2.3. Purificaciones de la humanidad

  • 1. PRIMERA PURIFICACIÓN
    De la humanidad en la época del Diluvio (2000 años después de la creación de Adán).
  • 2. SEGUNDA PURIFICACIÓN:
    Intermedia de la humanidad. En nuestros tiempos (primera parte del siglo XXI) con la Gran Tribulación por venir y el paso a la Era de paz de los mil años.
  • 3. TERCERA PURIFICACIÓN
    Final de la humanidad al término de los mil años de la Era de Paz (conclusión de los 7000 años de la creación del hombre).

3. Calendario terrenal del tiempo de la Tribulación

Padre James Manjackal [2], sacerdote católico, India, 26 de julio de 2025: «La Tribulación que nos espera a los cristianos en un futuro muy cercano. Por futuro muy cercano me refiero a los próximos 7 u 8 años (2025/26-2032). ¿Por qué digo 7 u 8 años?
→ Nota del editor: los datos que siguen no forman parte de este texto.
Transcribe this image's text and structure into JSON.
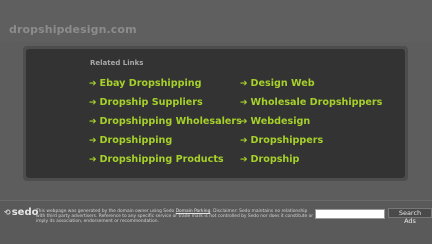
{
  "header": {
    "site_title": "dropshipdesign.com"
  },
  "related": {
    "title": "Related Links",
    "left_links": [
      {
        "label": "Ebay Dropshipping"
      },
      {
        "label": "Dropship Suppliers"
      },
      {
        "label": "Dropshipping Wholesalers"
      },
      {
        "label": "Dropshipping"
      },
      {
        "label": "Dropshipping Products"
      }
    ],
    "right_links": [
      {
        "label": "Design Web"
      },
      {
        "label": "Wholesale Dropshippers"
      },
      {
        "label": "Webdesign"
      },
      {
        "label": "Dropshippers"
      },
      {
        "label": "Dropship"
      }
    ],
    "arrow": "➔"
  },
  "footer": {
    "logo_text": "sedo",
    "disclaimer_before": "This webpage was generated by the domain owner using Sedo",
    "disclaimer_link": "Domain Parking",
    "disclaimer_after": ". Disclaimer: Sedo maintains no relationship with third party advertisers. Reference to any specific service or trade mark is not controlled by Sedo nor does it constitute or imply its association, endorsement or recommendation.",
    "search_placeholder": "",
    "search_button": "Search Ads"
  },
  "colors": {
    "background": "#5d5d5d",
    "panel": "#333333",
    "link": "#a6d12a"
  }
}
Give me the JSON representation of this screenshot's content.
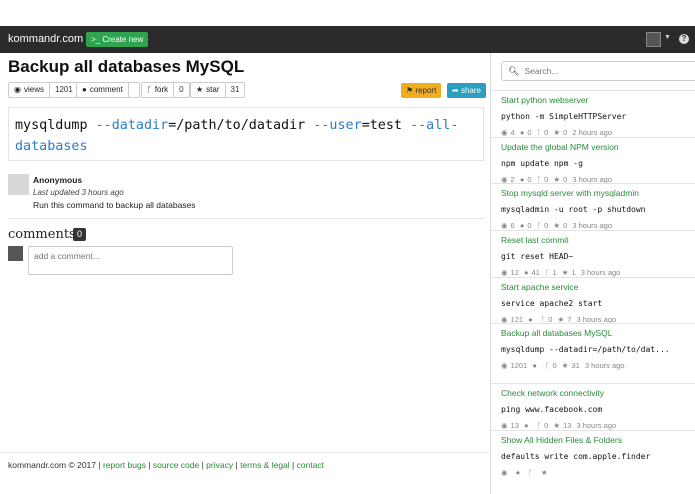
{
  "nav": {
    "brand": "kommandr.com",
    "create_label": ">_ Create new"
  },
  "command": {
    "title": "Backup all databases MySQL",
    "stats": {
      "views_label": "views",
      "views": "1201",
      "comment_label": "comment",
      "comment": "",
      "fork_label": "fork",
      "fork": "0",
      "star_label": "star",
      "star": "31"
    },
    "report_label": "report",
    "share_label": "share",
    "code_parts": {
      "p1": "mysqldump ",
      "p2": "--datadir",
      "p3": "=/path/to/datadir ",
      "p4": "--user",
      "p5": "=test ",
      "p6": "--all-",
      "p7": "databases"
    },
    "author": "Anonymous",
    "updated": "Last updated 3 hours ago",
    "description": "Run this command to backup all databases"
  },
  "comments": {
    "title": "comments",
    "count": "0",
    "placeholder": "add a comment..."
  },
  "footer": {
    "copyright": "kommandr.com © 2017",
    "links": [
      "report bugs",
      "source code",
      "privacy",
      "terms & legal",
      "contact"
    ]
  },
  "sidebar": {
    "search_placeholder": "Search...",
    "items": [
      {
        "title": "Start python webserver",
        "cmd": "python -m SimpleHTTPServer",
        "views": "4",
        "comments": "0",
        "forks": "0",
        "stars": "0",
        "time": "2 hours ago"
      },
      {
        "title": "Update the global NPM version",
        "cmd": "npm update npm -g",
        "views": "2",
        "comments": "0",
        "forks": "0",
        "stars": "0",
        "time": "3 hours ago"
      },
      {
        "title": "Stop mysqld server with mysqladmin",
        "cmd": "mysqladmin -u root -p shutdown",
        "views": "6",
        "comments": "0",
        "forks": "0",
        "stars": "0",
        "time": "3 hours ago"
      },
      {
        "title": "Reset last commit",
        "cmd": "git reset HEAD~",
        "views": "12",
        "comments": "41",
        "forks": "1",
        "stars": "1",
        "time": "3 hours ago"
      },
      {
        "title": "Start apache service",
        "cmd": "service apache2 start",
        "views": "121",
        "comments": "",
        "forks": "0",
        "stars": "7",
        "time": "3 hours ago"
      },
      {
        "title": "Backup all databases MySQL",
        "cmd": "mysqldump --datadir=/path/to/dat...",
        "views": "1201",
        "comments": "",
        "forks": "0",
        "stars": "31",
        "time": "3 hours ago"
      },
      {
        "title": "Check network connectivity",
        "cmd": "ping www.facebook.com",
        "views": "13",
        "comments": "",
        "forks": "0",
        "stars": "13",
        "time": "3 hours ago"
      },
      {
        "title": "Show All Hidden Files & Folders",
        "cmd": "defaults write com.apple.finder",
        "views": "",
        "comments": "",
        "forks": "",
        "stars": "",
        "time": ""
      }
    ]
  }
}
Nosotros, los cristianos, tendremos una gran tribulación porque en 2033 celebraremos el Gran Jubileo de Jesús, quien trae la salvación a la humanidad».

4. Señales precursoras del glorioso regreso de Cristo

4.1. Parusía Intermedia

El término «Parusía» significa «la venida de Jesús —o la presencia de Jesús— a este mundo». El término «Parusía» es de origen griego. Su significado etimológico es: «Llegada providencial de un personaje poderoso, que mediante su presencia salva a personas caídas en desgracia (e incapaces de levantarse por sí mismas)».
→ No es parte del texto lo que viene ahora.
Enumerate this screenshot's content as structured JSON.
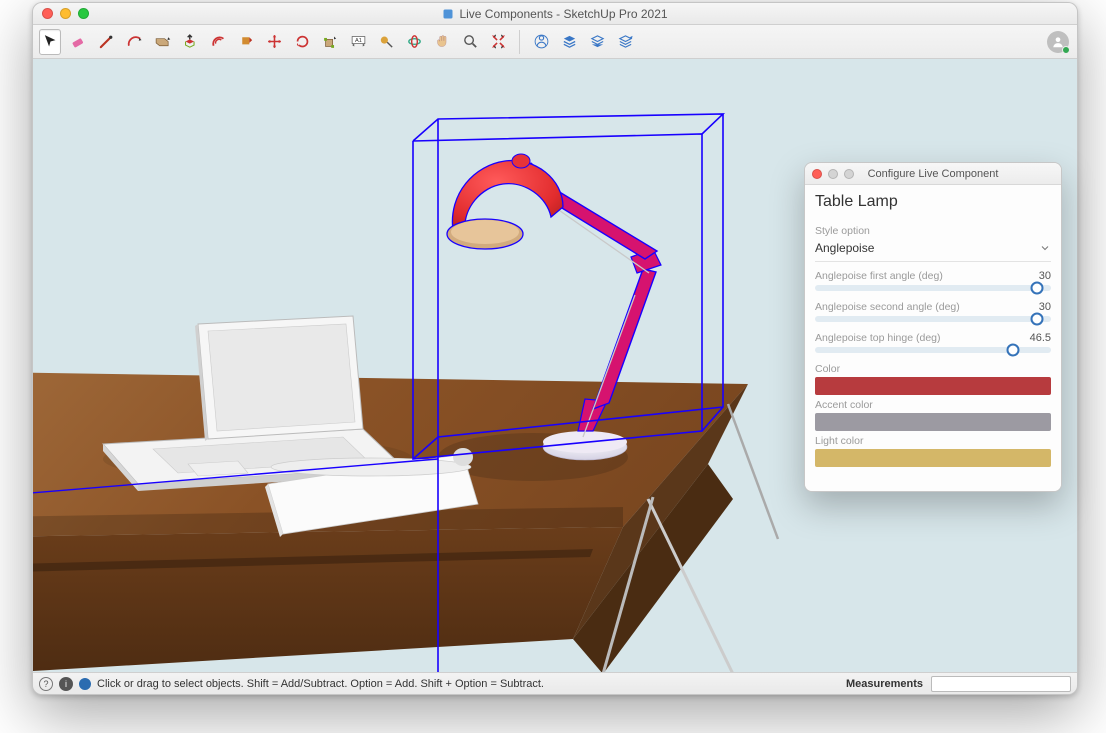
{
  "window": {
    "title": "Live Components - SketchUp Pro 2021"
  },
  "toolbar": {
    "tools": [
      {
        "name": "select-tool",
        "selected": true
      },
      {
        "name": "eraser-tool"
      },
      {
        "name": "line-tool"
      },
      {
        "name": "arc-tool"
      },
      {
        "name": "rectangle-tool"
      },
      {
        "name": "pushpull-tool"
      },
      {
        "name": "offset-tool"
      },
      {
        "name": "paint-bucket-tool"
      },
      {
        "name": "move-tool"
      },
      {
        "name": "rotate-tool"
      },
      {
        "name": "scale-tool"
      },
      {
        "name": "dimension-tool"
      },
      {
        "name": "tape-measure-tool"
      },
      {
        "name": "orbit-tool"
      },
      {
        "name": "pan-tool"
      },
      {
        "name": "zoom-tool"
      },
      {
        "name": "zoom-extents-tool"
      }
    ]
  },
  "status": {
    "hint": "Click or drag to select objects. Shift = Add/Subtract. Option = Add. Shift + Option = Subtract.",
    "measurements_label": "Measurements",
    "measurements_value": ""
  },
  "panel": {
    "title": "Configure Live Component",
    "heading": "Table Lamp",
    "style_label": "Style option",
    "style_value": "Anglepoise",
    "sliders": [
      {
        "label": "Anglepoise first angle (deg)",
        "value": "30",
        "pos": 0.94
      },
      {
        "label": "Anglepoise second angle (deg)",
        "value": "30",
        "pos": 0.94
      },
      {
        "label": "Anglepoise top hinge (deg)",
        "value": "46.5",
        "pos": 0.84
      }
    ],
    "colors": [
      {
        "label": "Color",
        "hex": "#b73b3e"
      },
      {
        "label": "Accent color",
        "hex": "#9c9aa2"
      },
      {
        "label": "Light color",
        "hex": "#d4b768"
      }
    ]
  }
}
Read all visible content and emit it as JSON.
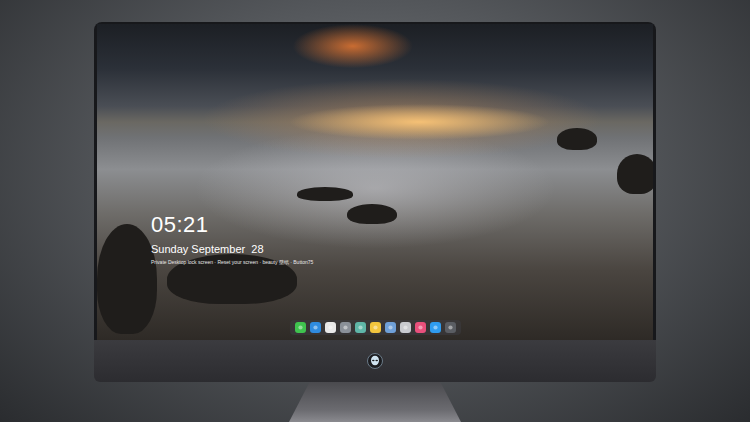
{
  "screen": {
    "clock": {
      "time": "05:21",
      "date": "Sunday September  28",
      "notice": "Private Desktop lock screen · Reset your screen · beauty 壁纸 · Button75"
    }
  },
  "dock": {
    "items": [
      {
        "color": "#3fc34f"
      },
      {
        "color": "#2f8be0"
      },
      {
        "color": "#e8e8e8"
      },
      {
        "color": "#8a9099"
      },
      {
        "color": "#5fb6a8"
      },
      {
        "color": "#f2c53d"
      },
      {
        "color": "#6fa0d8"
      },
      {
        "color": "#c9cbd0"
      },
      {
        "color": "#e9507c"
      },
      {
        "color": "#2f9cf0"
      },
      {
        "color": "#5a5d63"
      }
    ]
  }
}
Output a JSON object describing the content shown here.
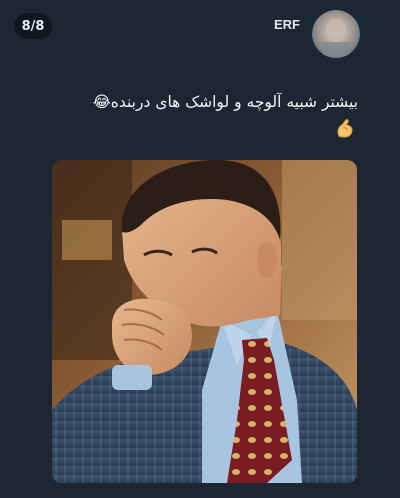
{
  "post": {
    "counter": "8/8",
    "author": "ERF",
    "text": "بیشتر شبیه آلوچه و لواشک های دربنده😂"
  },
  "icons": {
    "avatar": "avatar-photo-blurred",
    "pinch": "pinching-hand-emoji"
  },
  "colors": {
    "background": "#1c2733",
    "text": "#f2f5f7",
    "badge": "#0f171f"
  },
  "image": {
    "description_hint": "meme-photo"
  }
}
4.2. Las 5 señales descritas en la Sagrada Escritura

La Virgen: «Dejen que yo los instruya con docilidad [3], hijos predilectos… Les he anunciado en repetidas ocasiones que se acerca el fin de los tiempos y la venida de Jesús en gloria. Ahora quiero ayudarles a comprender los signos descritos en la Sagrada Escritura, que indican que Su Glorioso Retorno está ya cerca. Estos signos están claramente señalados en los Evangelios, en las Cartas de San Pedro y de San Pablo, y se están cumpliendo en estos años».

4.3. Señal n.º 1: La difusión de los errores

La Virgen María: «La primera señal es la difusión de los errores, que conducen a la pérdida de la fe y a la Apostasía. Estos errores son propagados por falsos maestros, por teólogos de renombre que ya no enseñan las verdades del Evangelio, sino herejías perniciosas, basadas en razonamientos erróneos y humanos. Es a causa de la enseñanza de los errores que se pierde la verdadera fe y se difunde por todas partes la Gran Apostasía».

San Pablo Apóstol: “El día del Señor no vendrá antes de que haya habido la Gran Apostasía” (2 Tes. 2, 3).

San Mateo Apóstol: “Tengan cuidado y no se dejen engañar. Porque muchos intentarán engañar a mucha gente. Vendrán falsos profetas y engañarán a muchísimos” (Mt. 24, 5-9).

San Pedro, Papa: “Vendrán entre ustedes falsos maestros. Intentarán difundir herejías desastrosas e incluso se opondrán al Señor que los ha salvado. Muchos los escucharán y vivirán, como ellos, una vida inmoral. Por culpa de ellos, la fe cristiana será despreciada. Por el deseo de riqueza, los engañarán con razonamientos erróneos” (2 Pe. 2, 1-3).

4.4. Señal n.º 2: Guerras y desastres naturales

La Virgen María: «La segunda señal es el estallido de guerras y luchas fratricidas, que conducen al predominio de la violencia y el odio y a un enfriamiento general de la caridad, mientras que se vuelven cada vez más frecuentes las catástrofes naturales como epidemias, hambrunas, inundaciones y terremotos».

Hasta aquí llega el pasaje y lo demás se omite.